The anticipation is palpable as we wait for our unconscious to emerge from the darkness. The majestic wooden structure we’re in, surrounded by jungle, has transformed into a canvas of pure black, lit by flickers of bright orange from burning tobacco, as six female Shipibo elders vigorously fill the space with smoke. We may not be able to see them, but they can see us—and they’re preparing to perform metaphysical surgery on our bodies.
At the Temple of the Way of Light in Peru, we call these women “las maestras,” or the teachers. Every two months, they journey from Pucallpa—a city in eastern Peru along the banks of the Ucayali River—to Iquitos—a populous and polluted city located in the northeast of the country, often referred to as a “gateway” to the Amazon. Then, these women, some of whom are in their seventies, take a mototaxi to the shore of the Nanay River, followed by a short boat ride down the river, and trek two miles through the rainforest arriving, once again, to the Temple.
When they first introduce themselves to us—23 women of all ages, from around the world, who have come to this place to drink ayahuasca—they tell us four things: their Spanish name, their Shipibo name (and its significance), how far their village is from Pucallpa (which they use as a reference point), and how long they’ve been working with “la medicina.” We’re sitting in a circle in the maloka, the large, circular structure that will hold us for five nights as we journey into what we already know, but have not yet seen. The straw, conical roof is held up by fierce wooden beams resembling a yacht—and we’re surrounded by green mosquito netting looking out into the jungle.
“Necesitas concentrarse [you need to focus],” las maestras emphasize, as we prepare to drink ayahuasca, many of us for the first time. They’re wearing traditional Shipibo clothing: solid, longsleeved shirts in bright yellow, green, red, blue, and pink with a multicolored ruffle along the collar line. Their skirts are intricately woven tapestries containing fractal-like zigzags of the visions they have on ayahuasca. This is what you’ll see too, they tell us, delicately tracing the patterns on their skirts. As they slide their olive-complected fingers along the embroidery, they whisper eerie lullabies—the sacred melodies, called ikaros, gifted to them by the plants and, also, visually represented by these patterns. In the Shipibo medical system, it’s these songs, more than the ayahuasca itself, which does the healing.
The first night in the maloka, I was unable to focus on the ikaros. I flailed around like a petulant child in timeout: rolling from one side to the other, kicking my legs, and moaning disruptively. “You’re trying to escape,” the facilitator, a 34-year-old woman from upstate New York, trained to assist las maestras, informed me. “You’re trying to escape what’s inside of you.”
The next day, las maestras reminded me again of a phrase which would soon become my mantra: “necesitas concentrarse.” Their eyes convey gentleness, but their instructions are firm and unwavering, a reflection of their devotion to the plants.

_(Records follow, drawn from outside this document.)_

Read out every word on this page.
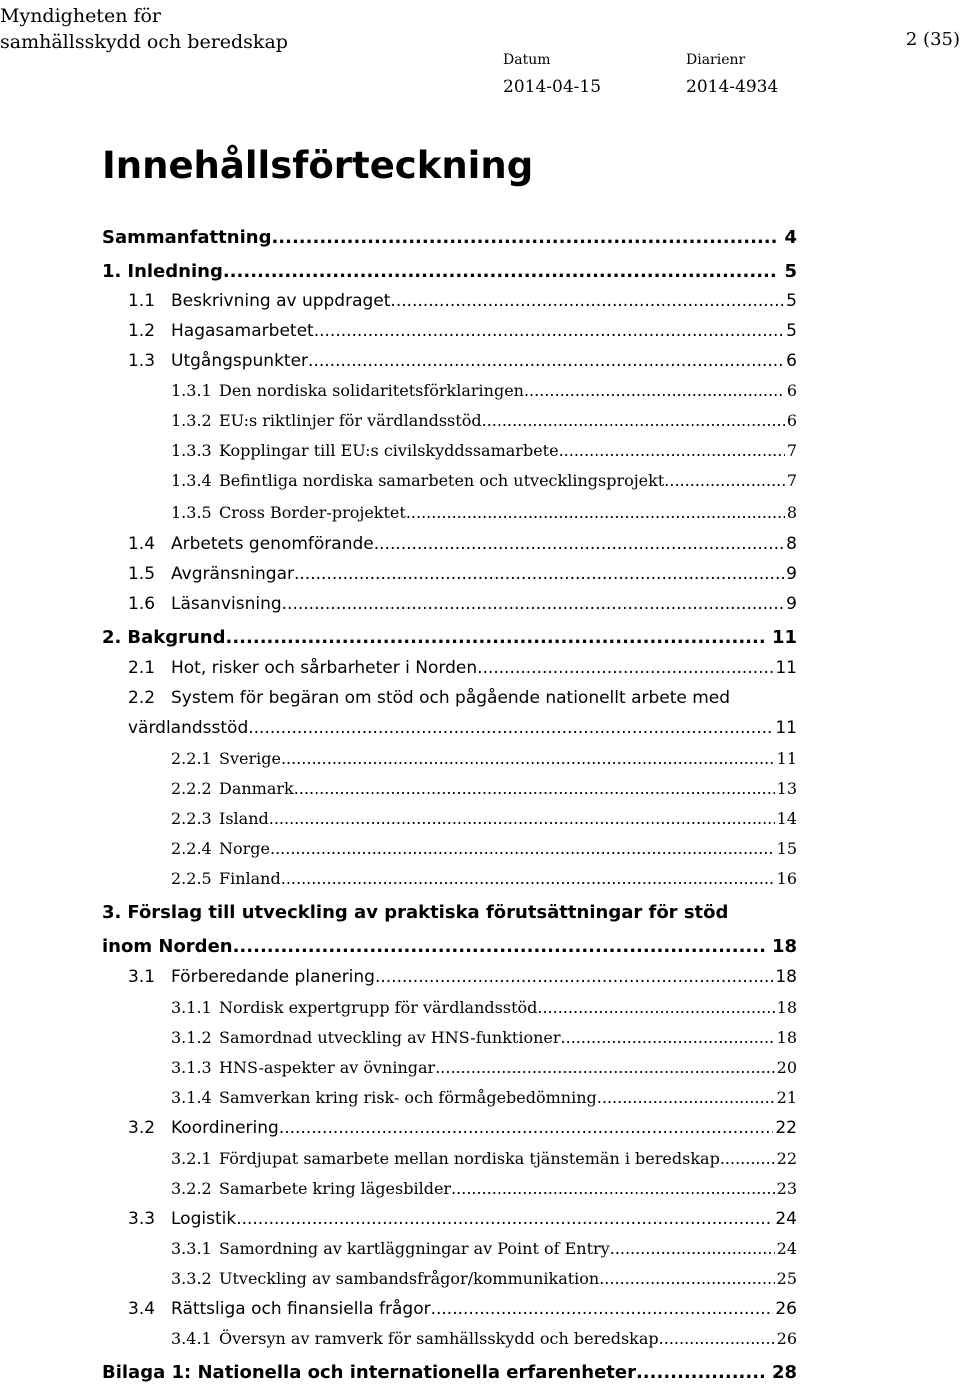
Myndigheten för
samhällsskydd och beredskap	2 (35)
Datum
2014-04-15
Diarienr
2014-4934
Innehållsförteckning
Sammanfattning .....	4
1. Inledning .....	5
1.1 Beskrivning av uppdraget .....	5
1.2 Hagasamarbetet .....	5
1.3 Utgångspunkter .....	6
1.3.1 Den nordiska solidaritetsförklaringen .....	6
1.3.2 EU:s riktlinjer för värdlandsstöd .....	6
1.3.3 Kopplingar till EU:s civilskyddssamarbete .....	7
1.3.4 Befintliga nordiska samarbeten och utvecklingsprojekt .....	7
1.3.5 Cross Border-projektet .....	8
1.4 Arbetets genomförande .....	8
1.5 Avgränsningar .....	9
1.6 Läsanvisning .....	9
2. Bakgrund .....	11
2.1 Hot, risker och sårbarheter i Norden .....	11
2.2 System för begäran om stöd och pågående nationellt arbete med
värdlandsstöd .....	11
2.2.1 Sverige .....	11
2.2.2 Danmark .....	13
2.2.3 Island .....	14
2.2.4 Norge .....	15
2.2.5 Finland .....	16
3. Förslag till utveckling av praktiska förutsättningar för stöd
inom Norden .....	18
3.1 Förberedande planering .....	18
3.1.1 Nordisk expertgrupp för värdlandsstöd .....	18
3.1.2 Samordnad utveckling av HNS-funktioner .....	18
3.1.3 HNS-aspekter av övningar .....	20
3.1.4 Samverkan kring risk- och förmågebedömning .....	21
3.2 Koordinering .....	22
3.2.1 Fördjupat samarbete mellan nordiska tjänstemän i beredskap .....	22
3.2.2 Samarbete kring lägesbilder .....	23
3.3 Logistik .....	24
3.3.1 Samordning av kartläggningar av Point of Entry .....	24
3.3.2 Utveckling av sambandsfrågor/kommunikation .....	25
3.4 Rättsliga och finansiella frågor .....	26
3.4.1 Översyn av ramverk för samhällsskydd och beredskap .....	26
Bilaga 1: Nationella och internationella erfarenheter .....	28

Read: The Ayahuasca Privilege
The female healers at our retreat—Diana, Teresa, Rojelia, Olga, Elena, and Anita—all inherited the tradition of serving ayahuasca from family members, who inherited the tradition from their family members, going back as many generations as they can remember. They all became healers one of two ways, says Matthew Watherston, founder of the Temple: Either they were identified at a young age by family members as a person chosen to walk the path, or they felt a calling after treating a personal health crisis with plant medicines.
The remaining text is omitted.